5 juin 2014 / 06:28 / il y a 3 ans

Hollande demande le respect des Etats-Unis dans le dossier BNP

BRUXELLES (Reuters) - François Hollande a estimé mercredi que des sanctions disproportionnées de la justice américaine contre la banque française BNP Paribas pourraient avoir des conséquences sur les relations entre la France et les Etats-Unis.

François Hollande a estimé mercredi, en marge du sommet du G7 à Bruxelles, que des sanctions disproportionnées de la justice américaine contre la banque française BNP Paribas pourraient avoir des conséquences sur les relations entre la France et les Etats-Unis. /Photo d'archives/REUTERS/Jacky Naegelen

“Je suis également informé de ce qu‘est la justice américaine, je la respecte, elle est indépendante, mais en même temps nous avons des relations entre les Etats-Unis et la France, un partenariat, et rien ne doit pouvoir le compromettre”, a déclaré le président français en marge du sommet du G7 à Bruxelles.

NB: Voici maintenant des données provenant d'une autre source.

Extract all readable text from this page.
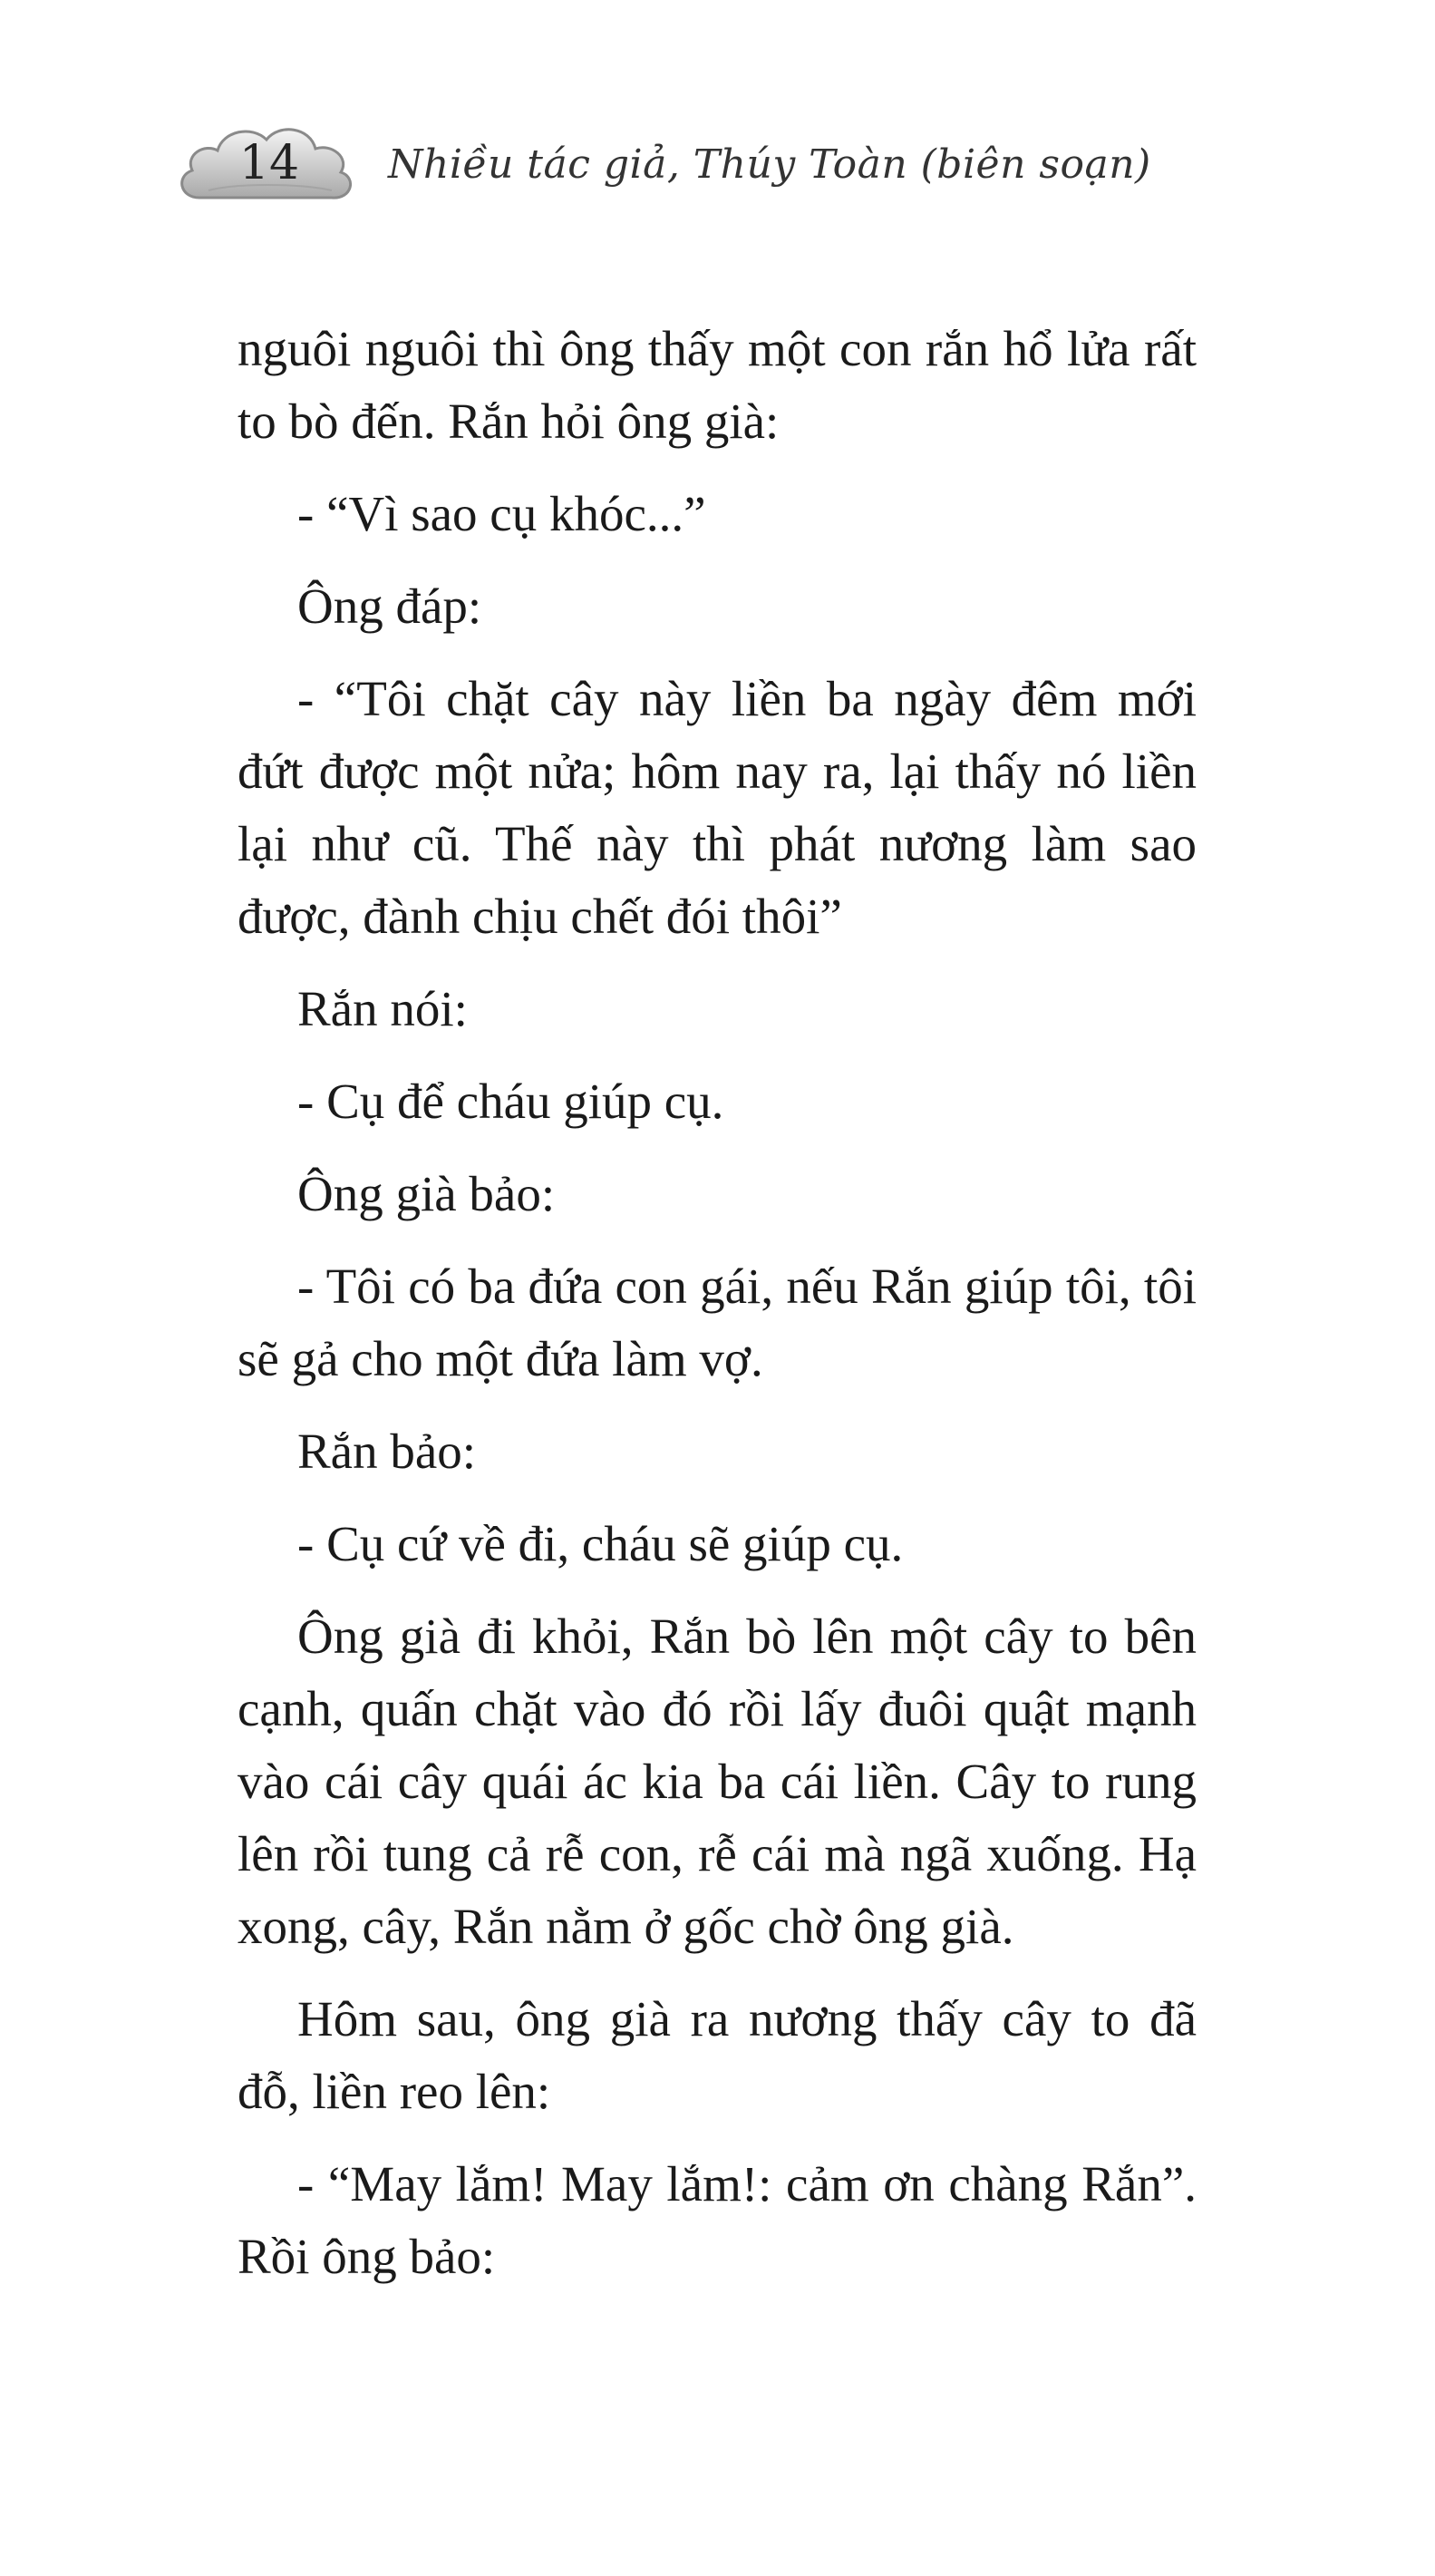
14	Nhiều tác giả, Thúy Toàn (biên soạn)

nguôi nguôi thì ông thấy một con rắn hổ lửa rất to bò đến. Rắn hỏi ông già:

- “Vì sao cụ khóc...”

Ông đáp:

- “Tôi chặt cây này liền ba ngày đêm mới đứt được một nửa; hôm nay ra, lại thấy nó liền lại như cũ. Thế này thì phát nương làm sao được, đành chịu chết đói thôi”

Rắn nói:

- Cụ để cháu giúp cụ.

Ông già bảo:

- Tôi có ba đứa con gái, nếu Rắn giúp tôi, tôi sẽ gả cho một đứa làm vợ.

Rắn bảo:

- Cụ cứ về đi, cháu sẽ giúp cụ.

Ông già đi khỏi, Rắn bò lên một cây to bên cạnh, quấn chặt vào đó rồi lấy đuôi quật mạnh vào cái cây quái ác kia ba cái liền. Cây to rung lên rồi tung cả rễ con, rễ cái mà ngã xuống. Hạ xong, cây, Rắn nằm ở gốc chờ ông già.

Hôm sau, ông già ra nương thấy cây to đã đỗ, liền reo lên:

- “May lắm! May lắm!: cảm ơn chàng Rắn”. Rồi ông bảo:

“Nous sommes aussi engagés dans d‘autres discussions et nous attendons la réciprocité et le respect”, a dit le chef de l‘Etat, interrogé sur un possible impact des déboires de la banque française sur la négociation du traité de libre-échange entre l‘Union européenne et les Etats-Unis.

“Nous sommes dans des négociations, c‘est vrai, nous avons de bons rapports avec les Etats-Unis et nous souhaitons les garder”, a ajouté François Hollande qui s‘entretiendra de cette question avec Barack Obama ce jeudi soir à Paris lors d‘un dîner de travail.

Selon des sources proches du dossier, la pénalité qui vise BNP pourrait atteindre 10 milliards de dollars (7,3 milliards d‘euros) et la banque pourrait aussi se voir interdire temporairement de régler des transactions en dollars, une décision qui inquiète particulièrement les autorités françaises.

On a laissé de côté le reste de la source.